In altre parole, se l’attività esplodesse a tal punto da generare fatturati impensabili anche a causa del luogo dell’immobile, ad esempio, per l’apertura limitrofa di un centro di attrazione, il conduttore accetterebbe di modificare al rialzo il canone concordato? Difficile anche solo pensarlo. Si sono visti sporadici provvedimenti cautelari (Venezia e Rimini) apparentemente favorevoli agli affittuari; in realtà, si tratta per lo più di fattispecie di contratti d’affitto d’azienda con importi di canoni particolarmente rilevanti, nelle quali è stato ordinato provvisoriamente di non incassare gli assegni consegnati a garanzia dell’affitto d’azienda, provvedimenti che devono, non solo trovare conferma nella fase cautelare, ma addirittura dovranno essere ridiscussi nella futura causa di merito.
Peraltro, tali provvedimenti sono stati confutati da una recentissima pronuncia del tribunale di Milano (10.6.2020) che non ha sospeso al locatore la possibilità di escutere la fideiussione prestata dal conduttore a garanzia del versamento dei canoni.
Anche la recente circolare n.14/E del 6.6.2020, nulla ha modificato circa le possibili interpretazioni più sopra prospettate, confermando il beneficio del credito di imposta a fronte del pagamento del canone, e prevedendo, semmai, nell’ipotesi in cui il versamento non fosse ancora avvenuto, la possibilità di cedere il credito di imposta al locatore, ma previo pagamento della differenza.

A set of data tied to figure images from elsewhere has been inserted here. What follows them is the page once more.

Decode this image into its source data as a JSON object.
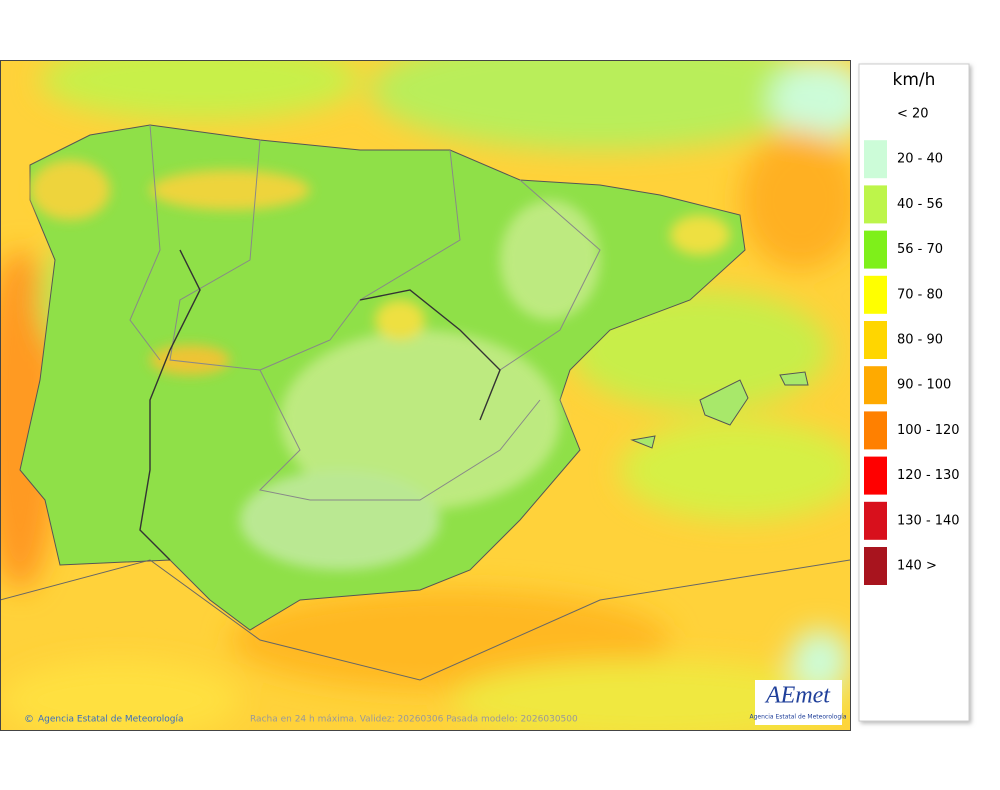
{
  "map": {
    "credit": "Agencia Estatal de Meteorología",
    "caption": "Racha en 24 h máxima. Validez: 20260306 Pasada modelo: 2026030500",
    "logo": {
      "name": "AEmet",
      "subtitle": "Agencia Estatal de Meteorología"
    }
  },
  "legend": {
    "unit": "km/h",
    "items": [
      {
        "label": "< 20"
      },
      {
        "label": "20 - 40",
        "color": "#ccfcd8"
      },
      {
        "label": "40 - 56",
        "color": "#bdf54a"
      },
      {
        "label": "56 - 70",
        "color": "#7ef01a"
      },
      {
        "label": "70 - 80",
        "color": "#ffff00"
      },
      {
        "label": "80 - 90",
        "color": "#ffd600"
      },
      {
        "label": "90 - 100",
        "color": "#ffaa00"
      },
      {
        "label": "100 - 120",
        "color": "#ff8000"
      },
      {
        "label": "120 - 130",
        "color": "#ff0000"
      },
      {
        "label": "130 - 140",
        "color": "#d8101c"
      },
      {
        "label": "140 >",
        "color": "#a8141e"
      }
    ]
  }
}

In conclusione, non appare fondato cancellare o almeno sospendere il pagamento del canone senza la restituzione dei locali in quanto vorrebbe dire addossare il rischio di impresa e non solo, a carico del locatore, oltretutto per un fatto sicuramente a lui non imputabile.

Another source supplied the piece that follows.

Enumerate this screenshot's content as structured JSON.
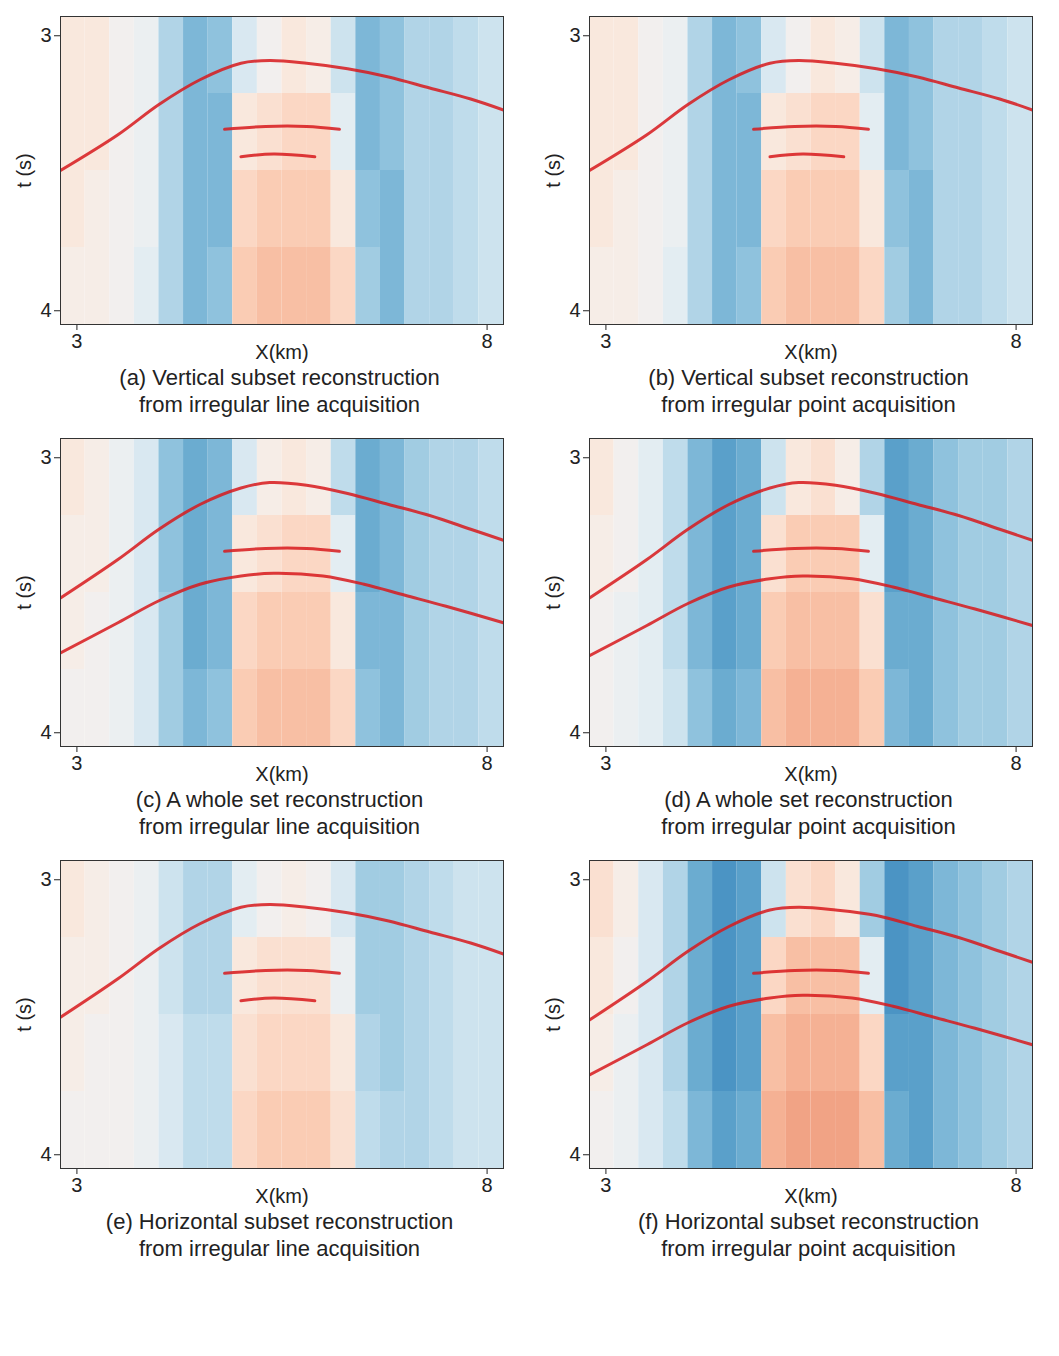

Non rimane che auspicare, nei casi assolutamente isolati, il ricorso alla rinegoziazione amichevole del contratto usufruendo dell’agevolazione di cui all’art. 19 del Dl n. 133/2014, laddove viene precisato che “La registrazione dell’atto con il quale le parti dispongono esclusivamente la riduzione del canone di un contratto di locazione ancora in essere, è esente dalle imposte di registro e di bollo”.
Ciò permetterebbe al proprietario di dichiarare il canone inferiore, ma presumibilmente pagato dal conduttore, pagando le tasse su tale nuovo importo, e, a quest’ultimo, di portare avanti l’attività in quei locali superando il periodo di crisi. Rimane tuttavia il dubbio sull’efficacia di questa soluzione, che sarebbe definitiva, a fronte, lo si spera, di un’emergenza assolutamente temporanea.